On June 20, 2024, FHFA will host a public FHLBank and CDFI Symposium to provide an opportunity for CDFIs to learn more about the FHLBank System as well as for FHLBank leadership to gain a better understanding of CDFIs. Panelists from the FHLBanks and CDFIs will share perspectives on FHLBank membership requirements and benefits, the perceived and actual risks associated with CDFI business models, and innovative programs and partnerships at the FHLBanks. FHFA expects participants will gain a better understanding of how FHLBanks and CDFIs can work together to address housing and community development needs in the communities they serve.

Support for the Affordable Housing Program

The FHLBanks are government-sponsored enterprises with a public purpose. The FHLBanks receive benefits to fulfill this public purpose, including exemption from paying most federal, state, and local taxes, as well as the ability to issue debt in the capital markets at rates slightly higher than those on comparable Treasury instruments. Accordingly, FHFA is also recommending that Congress amend the Bank Act to increase the statutorily required minimum funding contribution for the AHP from the current 10% to at least 20% of the FHLBank’s net income from the previous year.

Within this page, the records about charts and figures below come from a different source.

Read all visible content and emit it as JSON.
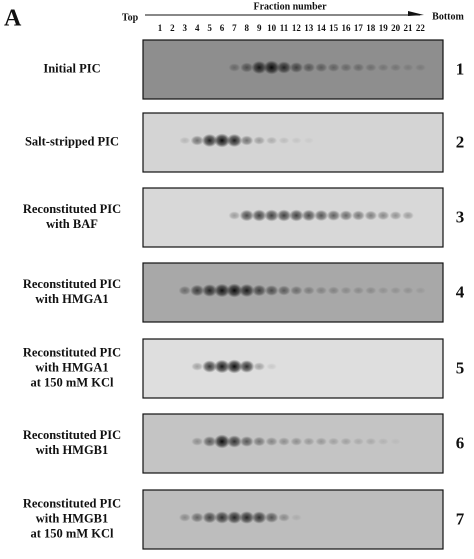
{
  "panel_label": "A",
  "header": {
    "top": "Top",
    "title": "Fraction number",
    "bottom": "Bottom",
    "fractions": [
      "1",
      "2",
      "3",
      "4",
      "5",
      "6",
      "7",
      "8",
      "9",
      "10",
      "11",
      "12",
      "13",
      "14",
      "15",
      "16",
      "17",
      "18",
      "19",
      "20",
      "21",
      "22"
    ]
  },
  "rows": [
    {
      "label_lines": [
        "Initial PIC"
      ],
      "number": "1"
    },
    {
      "label_lines": [
        "Salt-stripped PIC"
      ],
      "number": "2"
    },
    {
      "label_lines": [
        "Reconstituted PIC",
        "with BAF"
      ],
      "number": "3"
    },
    {
      "label_lines": [
        "Reconstituted PIC",
        "with HMGA1"
      ],
      "number": "4"
    },
    {
      "label_lines": [
        "Reconstituted PIC",
        "with HMGA1",
        "at 150 mM KCl"
      ],
      "number": "5"
    },
    {
      "label_lines": [
        "Reconstituted PIC",
        "with HMGB1"
      ],
      "number": "6"
    },
    {
      "label_lines": [
        "Reconstituted PIC",
        "with HMGB1",
        "at 150 mM KCl"
      ],
      "number": "7"
    }
  ]
}
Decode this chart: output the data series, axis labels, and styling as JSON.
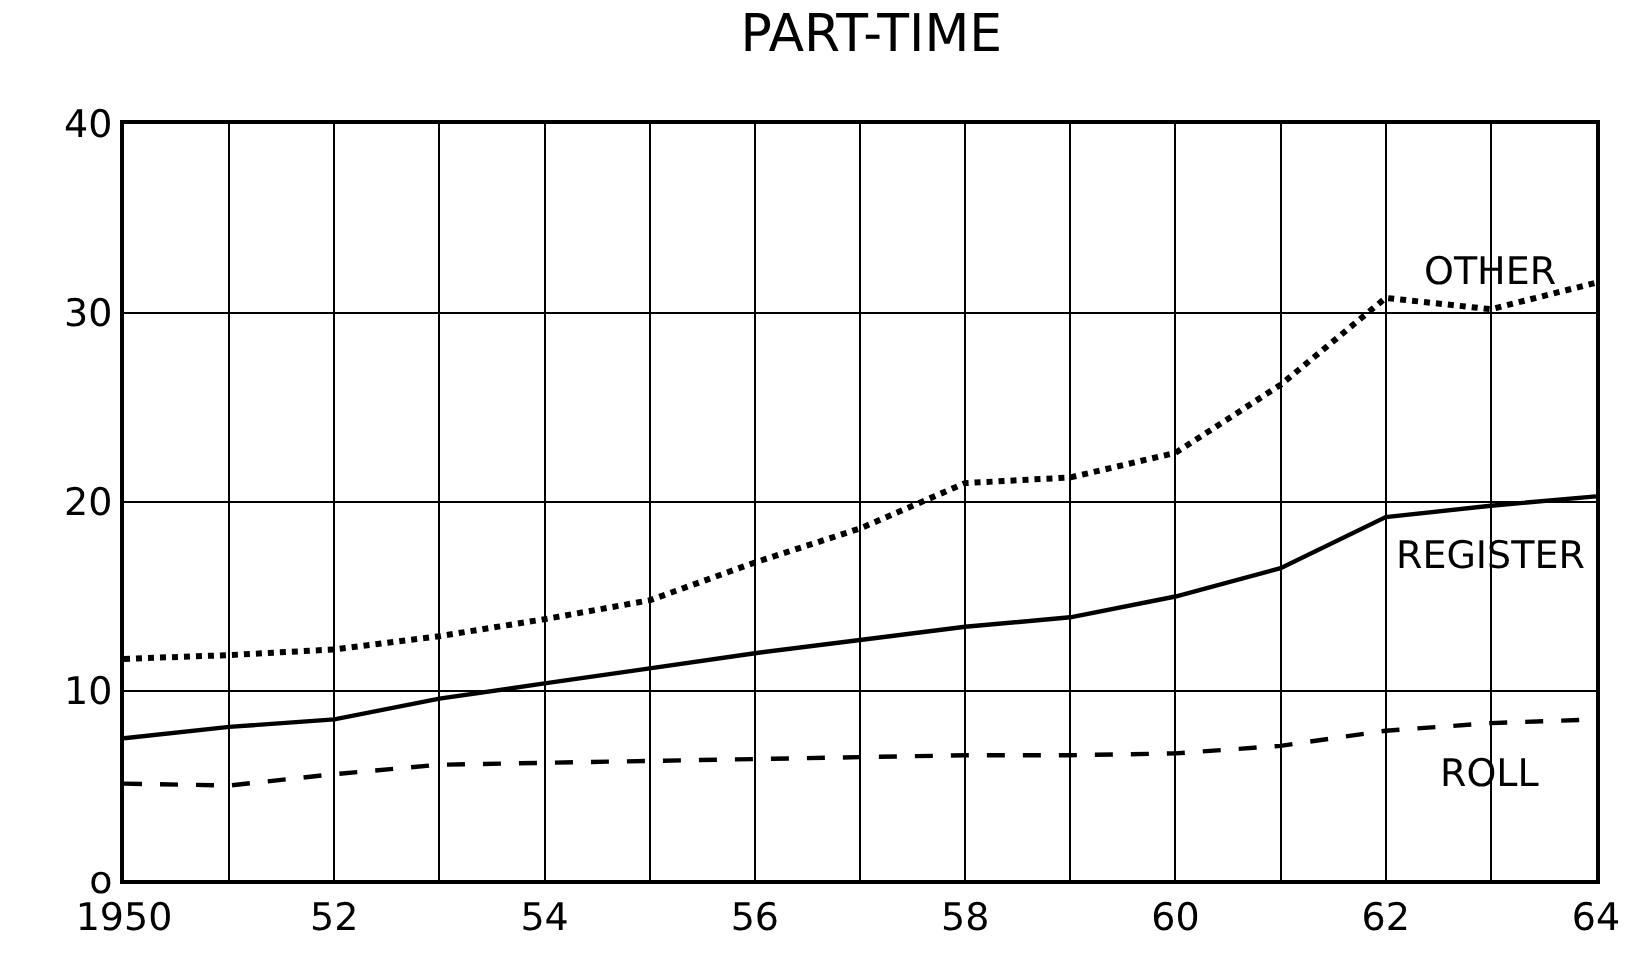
{
  "chart_data": {
    "type": "line",
    "title": "PART-TIME",
    "x": [
      1950,
      1951,
      1952,
      1953,
      1954,
      1955,
      1956,
      1957,
      1958,
      1959,
      1960,
      1961,
      1962,
      1963,
      1964
    ],
    "series": [
      {
        "name": "OTHER",
        "color": "#000000",
        "line_style": "dotted",
        "values": [
          11.7,
          11.9,
          12.2,
          12.9,
          13.8,
          14.8,
          16.8,
          18.6,
          21.0,
          21.3,
          22.6,
          26.2,
          30.8,
          30.2,
          31.6
        ]
      },
      {
        "name": "REGISTER",
        "color": "#000000",
        "line_style": "solid",
        "values": [
          7.5,
          8.1,
          8.5,
          9.6,
          10.4,
          11.2,
          12.0,
          12.7,
          13.4,
          13.9,
          15.0,
          16.5,
          19.2,
          19.8,
          20.3
        ]
      },
      {
        "name": "ROLL",
        "color": "#000000",
        "line_style": "dashed",
        "values": [
          5.1,
          5.0,
          5.6,
          6.1,
          6.2,
          6.3,
          6.4,
          6.5,
          6.6,
          6.6,
          6.7,
          7.1,
          7.9,
          8.3,
          8.5
        ]
      }
    ],
    "xlim": [
      1950,
      1964
    ],
    "xticks": [
      1950,
      {
        "value": 1951,
        "label": null
      },
      {
        "value": 1952,
        "label": "52"
      },
      {
        "value": 1953,
        "label": null
      },
      {
        "value": 1954,
        "label": "54"
      },
      {
        "value": 1955,
        "label": null
      },
      {
        "value": 1956,
        "label": "56"
      },
      {
        "value": 1957,
        "label": null
      },
      {
        "value": 1958,
        "label": "58"
      },
      {
        "value": 1959,
        "label": null
      },
      {
        "value": 1960,
        "label": "60"
      },
      {
        "value": 1961,
        "label": null
      },
      {
        "value": 1962,
        "label": "62"
      },
      {
        "value": 1963,
        "label": null
      },
      {
        "value": 1964,
        "label": "64"
      }
    ],
    "ylim": [
      0,
      40
    ],
    "yticks": [
      {
        "value": 0,
        "label": "o"
      },
      10,
      20,
      30,
      40
    ],
    "grid": true,
    "legend": false,
    "marker": "none"
  }
}
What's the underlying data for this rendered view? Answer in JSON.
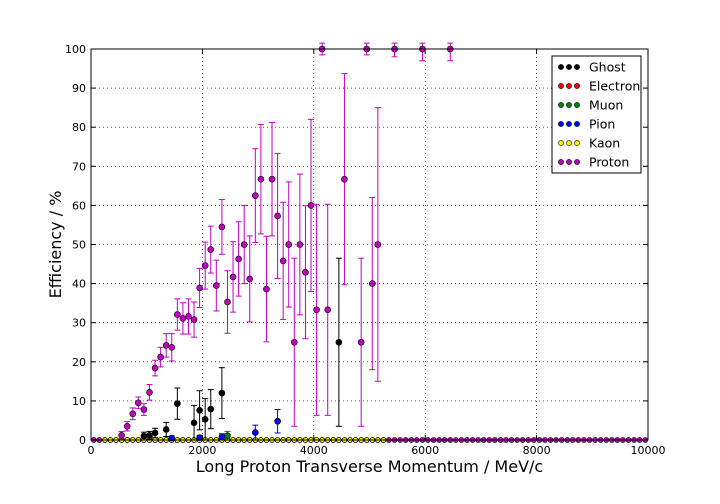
{
  "chart_data": {
    "type": "scatter",
    "xlabel": "Long Proton Transverse Momentum / MeV/c",
    "ylabel": "Efficiency / %",
    "xlim": [
      0,
      10000
    ],
    "ylim": [
      0,
      100
    ],
    "x_ticks": [
      0,
      2000,
      4000,
      6000,
      8000,
      10000
    ],
    "y_ticks": [
      0,
      10,
      20,
      30,
      40,
      50,
      60,
      70,
      80,
      90,
      100
    ],
    "grid": true,
    "legend_position": "top-right",
    "series": [
      {
        "name": "Ghost",
        "color": "#000000",
        "points": [
          [
            950,
            1.0,
            1.0
          ],
          [
            1050,
            1.2,
            1.0
          ],
          [
            1150,
            1.8,
            1.2
          ],
          [
            1350,
            2.7,
            1.8
          ],
          [
            1550,
            9.3,
            4.0
          ],
          [
            1850,
            4.4,
            4.4
          ],
          [
            1950,
            7.6,
            5.0
          ],
          [
            2050,
            5.3,
            5.3
          ],
          [
            2150,
            7.9,
            5.0
          ],
          [
            2350,
            12.0,
            6.5
          ],
          [
            4450,
            25.0,
            21.5
          ]
        ]
      },
      {
        "name": "Electron",
        "color": "#ff0000",
        "points": []
      },
      {
        "name": "Muon",
        "color": "#008000",
        "points": [
          [
            2450,
            1.1,
            1.1
          ]
        ]
      },
      {
        "name": "Pion",
        "color": "#0000ff",
        "points": [
          [
            1450,
            0.5,
            0.5
          ],
          [
            1950,
            0.6,
            0.6
          ],
          [
            2350,
            0.8,
            0.8
          ],
          [
            2950,
            1.9,
            1.9
          ],
          [
            3350,
            4.8,
            3.0
          ]
        ]
      },
      {
        "name": "Kaon",
        "color": "#ffff00",
        "points": []
      },
      {
        "name": "Proton",
        "color": "#bf00bf",
        "points": [
          [
            550,
            1.2,
            1.0
          ],
          [
            650,
            3.5,
            1.2
          ],
          [
            750,
            6.7,
            1.5
          ],
          [
            850,
            9.5,
            1.5
          ],
          [
            950,
            7.8,
            1.5
          ],
          [
            1050,
            12.2,
            2.0
          ],
          [
            1150,
            18.4,
            2.0
          ],
          [
            1250,
            21.2,
            2.5
          ],
          [
            1350,
            24.2,
            3.0
          ],
          [
            1450,
            23.7,
            3.5
          ],
          [
            1550,
            32.1,
            4.0
          ],
          [
            1650,
            31.1,
            4.0
          ],
          [
            1750,
            31.6,
            4.5
          ],
          [
            1850,
            30.8,
            4.5
          ],
          [
            1950,
            38.9,
            5.0
          ],
          [
            2050,
            44.6,
            6.0
          ],
          [
            2150,
            48.7,
            6.0
          ],
          [
            2250,
            39.5,
            6.5
          ],
          [
            2350,
            54.5,
            7.0
          ],
          [
            2450,
            35.3,
            8.0
          ],
          [
            2550,
            41.7,
            9.0
          ],
          [
            2650,
            46.3,
            9.5
          ],
          [
            2750,
            50.0,
            10.0
          ],
          [
            2850,
            41.2,
            11.0
          ],
          [
            2950,
            62.5,
            12.0
          ],
          [
            3050,
            66.7,
            14.0
          ],
          [
            3150,
            38.6,
            13.5
          ],
          [
            3250,
            66.7,
            14.5
          ],
          [
            3350,
            57.3,
            16.0
          ],
          [
            3450,
            45.8,
            15.0
          ],
          [
            3550,
            50.0,
            16.0
          ],
          [
            3650,
            25.0,
            21.5
          ],
          [
            3750,
            50.0,
            18.0
          ],
          [
            3850,
            42.9,
            17.0
          ],
          [
            3950,
            60.0,
            22.0
          ],
          [
            4050,
            33.3,
            27.0
          ],
          [
            4150,
            100.0,
            1.5
          ],
          [
            4250,
            33.3,
            27.0
          ],
          [
            4550,
            66.7,
            27.0
          ],
          [
            4850,
            25.0,
            21.5
          ],
          [
            4950,
            100.0,
            1.5
          ],
          [
            5050,
            40.0,
            22.0
          ],
          [
            5150,
            50.0,
            35.0
          ],
          [
            5450,
            100.0,
            2.0
          ],
          [
            5950,
            100.0,
            3.0
          ],
          [
            6450,
            100.0,
            3.0
          ]
        ]
      }
    ]
  }
}
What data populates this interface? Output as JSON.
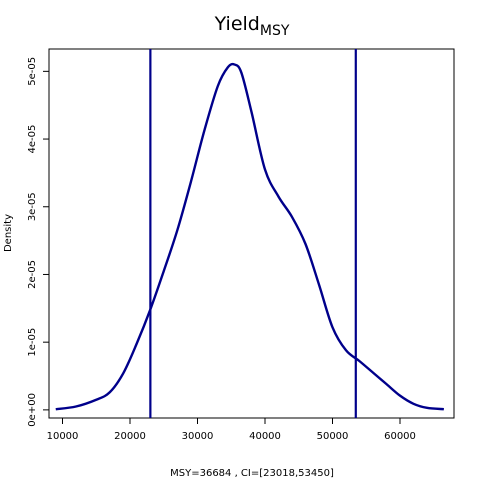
{
  "chart_data": {
    "type": "line",
    "title": "Yield",
    "title_subscript": "MSY",
    "xlabel": "MSY=36684 , CI=[23018,53450]",
    "ylabel": "Density",
    "xlim": [
      8000,
      68000
    ],
    "ylim": [
      -1.2e-06,
      5.33e-05
    ],
    "x_ticks": [
      10000,
      20000,
      30000,
      40000,
      50000,
      60000
    ],
    "x_tick_labels": [
      "10000",
      "20000",
      "30000",
      "40000",
      "50000",
      "60000"
    ],
    "y_ticks": [
      0,
      1e-05,
      2e-05,
      3e-05,
      4e-05,
      5e-05
    ],
    "y_tick_labels": [
      "0e+00",
      "1e-05",
      "2e-05",
      "3e-05",
      "4e-05",
      "5e-05"
    ],
    "grid": false,
    "line_color": "#00008B",
    "ci_lines": [
      23018,
      53450
    ],
    "series": [
      {
        "x": [
          9000,
          12000,
          15000,
          17000,
          19000,
          21000,
          23000,
          25000,
          27000,
          29000,
          31000,
          33000,
          34500,
          35500,
          36500,
          38000,
          40000,
          42000,
          44000,
          46000,
          48000,
          50000,
          52000,
          54000,
          56000,
          58000,
          60000,
          62000,
          64000,
          66500
        ],
        "y": [
          1e-07,
          5e-07,
          1.5e-06,
          2.6e-06,
          5.4e-06,
          9.8e-06,
          1.48e-05,
          2.05e-05,
          2.65e-05,
          3.36e-05,
          4.12e-05,
          4.78e-05,
          5.06e-05,
          5.1e-05,
          4.98e-05,
          4.4e-05,
          3.55e-05,
          3.15e-05,
          2.85e-05,
          2.45e-05,
          1.85e-05,
          1.22e-05,
          8.8e-06,
          7.2e-06,
          5.5e-06,
          3.8e-06,
          2.1e-06,
          9e-07,
          3e-07,
          1e-07
        ]
      }
    ]
  }
}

An increase in contributions to the AHP would be one of the most significant means of directly increasing the FHLBanks’ support for affordable housing. Each FHLBank is required by the Bank Act to contribute annually 10% of its net income from the previous year to its AHP. These programs have had a positive impact in promoting the mission of the FHLBank System and addressing affordable housing challenges in communities across the country. However, the resources available through these programs remain limited relative to the broader housing needs in the market.

The FHLBanks have demonstrated the financial capacity to make a larger AHP funding contribution without adversely affecting their safety and soundness. For example, for the past 12 years, each FHLBank has voluntarily set aside 20% of its net income to a restricted retained earnings account which is considered part of the full capital position of the FHLBanks and contributes to their capacity to absorb losses.